Wat de in de zee rondom Urk levende dieren betreft, zoo zal men
hier wel geene volledige opgave daarvan verwachten. Alleen vermeld
ik nog de op het strand gevonden schelpen van weekdieren. Zij zijn:
Mya arenaria Lin., Tellina solidula Lam., Cardium edule Lam., Mytilus
edulis Lam., Buccinum undatum Lin. en Littorina litorea Fer. Van deze
is de eerste soort verreweg de talrijkste. Eindelijk zijn de steenen
der glooijing, die tijdens den vloed overstroomd worden, bezet met
eene menigte zeepuisten, Balanus sulcatus Lam., die desgelijks ook
vaak op de groote steenen van het rif worden aangetroffen, daar,
waar deze digt onder de watervlakte liggen.



AANTEEKENINGEN


[1] Van Wijk Roelandszoon, Aardrijkskundig Woordenboek, in voce.

[2] A. J. van der Aa, in de Vriend des Vaderlands, 1835, IX. bl. 720.

[3] Zie zijne Beschrijving van Amsterdam, Dl. III. bl. 84, en De
Tegenwoordige Staat der Nederlanden, Dl. VIII. bl. 628.

[4] In een artikel in het Nederlandsch Magazijn, 1834, bl. 218,
geteekend G. V. S. Vermoedelijk dezelfde, aan wien men ook het artikel
over Urk in van der Aa's Aardrijkskundig Woordenboek der Nederlanden,
Dl. XI, bl. 396, verschuldigd is. De daar gebezigde bewoordingen zijn
althans dezelfde.

[5] Aloude Staat en Geschiedenis des Vaderlands, 1847, Dl. I. bl. 239,
noot.

[6] Het oudste berigt dienaangaande vond ik in de kopij van eenen
brief van N. Witsen aan G. Cuper, gedagteekend 18 Augustus 1709 en
voorkomende onder de nagelaten papieren van wijlen Mr. Jac. Scheltema,
thans berustende bij zijnen neef den Hoogleeraar C. A. Bergsma.
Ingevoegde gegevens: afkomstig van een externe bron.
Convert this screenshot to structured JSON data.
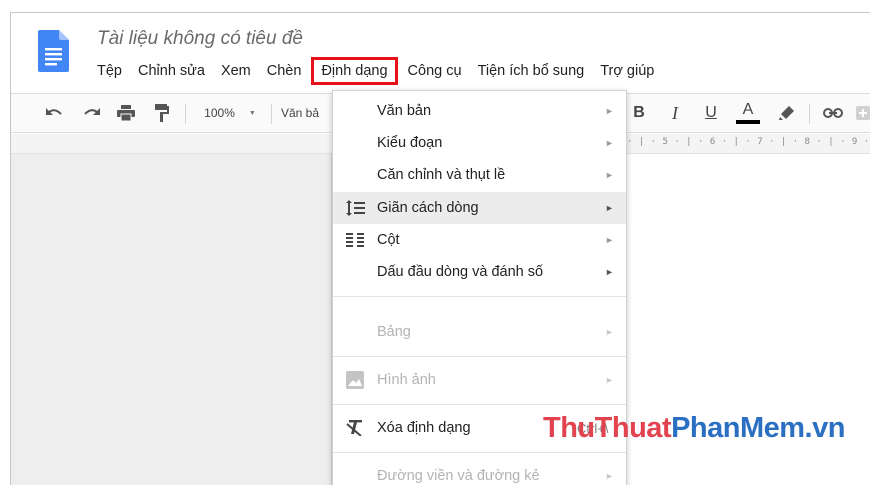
{
  "document": {
    "title": "Tài liệu không có tiêu đề"
  },
  "menubar": {
    "items": [
      "Tệp",
      "Chỉnh sửa",
      "Xem",
      "Chèn",
      "Định dạng",
      "Công cụ",
      "Tiện ích bổ sung",
      "Trợ giúp"
    ],
    "active": "Định dạng",
    "highlight_color": "#e8101a"
  },
  "toolbar": {
    "zoom": "100%",
    "style": "Văn bả"
  },
  "ruler": {
    "text": "· | · 5 · | · 6 · | · 7 · | · 8 · | · 9 ·"
  },
  "format_menu": {
    "items": [
      {
        "label": "Văn bản",
        "icon": null,
        "submenu": true,
        "enabled": true
      },
      {
        "label": "Kiểu đoạn",
        "icon": null,
        "submenu": true,
        "enabled": true
      },
      {
        "label": "Căn chỉnh và thụt lề",
        "icon": null,
        "submenu": true,
        "enabled": true
      },
      {
        "label": "Giãn cách dòng",
        "icon": "line-spacing-icon",
        "submenu": true,
        "enabled": true,
        "highlighted": true
      },
      {
        "label": "Cột",
        "icon": "columns-icon",
        "submenu": true,
        "enabled": true
      },
      {
        "label": "Dấu đầu dòng và đánh số",
        "icon": null,
        "submenu": true,
        "enabled": true
      },
      {
        "label": "Bảng",
        "icon": null,
        "submenu": true,
        "enabled": false
      },
      {
        "label": "Hình ảnh",
        "icon": "image-icon",
        "submenu": true,
        "enabled": false
      },
      {
        "label": "Xóa định dạng",
        "icon": "clear-formatting-icon",
        "submenu": false,
        "enabled": true,
        "shortcut": "Ctrl+\\"
      },
      {
        "label": "Đường viền và đường kẻ",
        "icon": null,
        "submenu": true,
        "enabled": false
      }
    ],
    "arrow": "►"
  },
  "watermark": {
    "part1": "ThuThuat",
    "part2": "PhanMem.vn"
  }
}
Witsen
schreef daarin: »Men bespeurt mede, dat bij zeer laag water
omtrent het eiland Wieringen zoet water uit den grond ontspringt,
hetgeen gewisselijk uit de onderaardsche kanalen komt. Ik meen ook
aan UEd. gezegd te hebben, dat wij een put op Urk hebben, die met
den IJssel rijst en daalt." Wagenaar (Beschrijving v. Amsterdam,
Dl. III. bl. 84,) vermeldt hetzelfde, er echter bijvoegende, dat hem
verzekerd is, dat het water dezer put regenwater is, hetwelk van
de hoogte afspoelt, en toe- of afneemt naar dat er veel of weinig
regen valt. Van der Aa (l. c. p. 725) maakt gewag zoowel van eene
rijzing en daling van het water in de putten met het tij der zee,
als van eene beantwoordende aan den waterstand in den IJssel. Alleen
het laatste wordt vermeld door den ongenoemden schrijver in het
Nederlandsch Magazijn. De gronden, waarop deze meeningen steunen,
worden door geen hunner aangegeven.

[7] Geschied- en Letterkundig Mengelwerk. 1834, D. VI. St. 2. bl. 97.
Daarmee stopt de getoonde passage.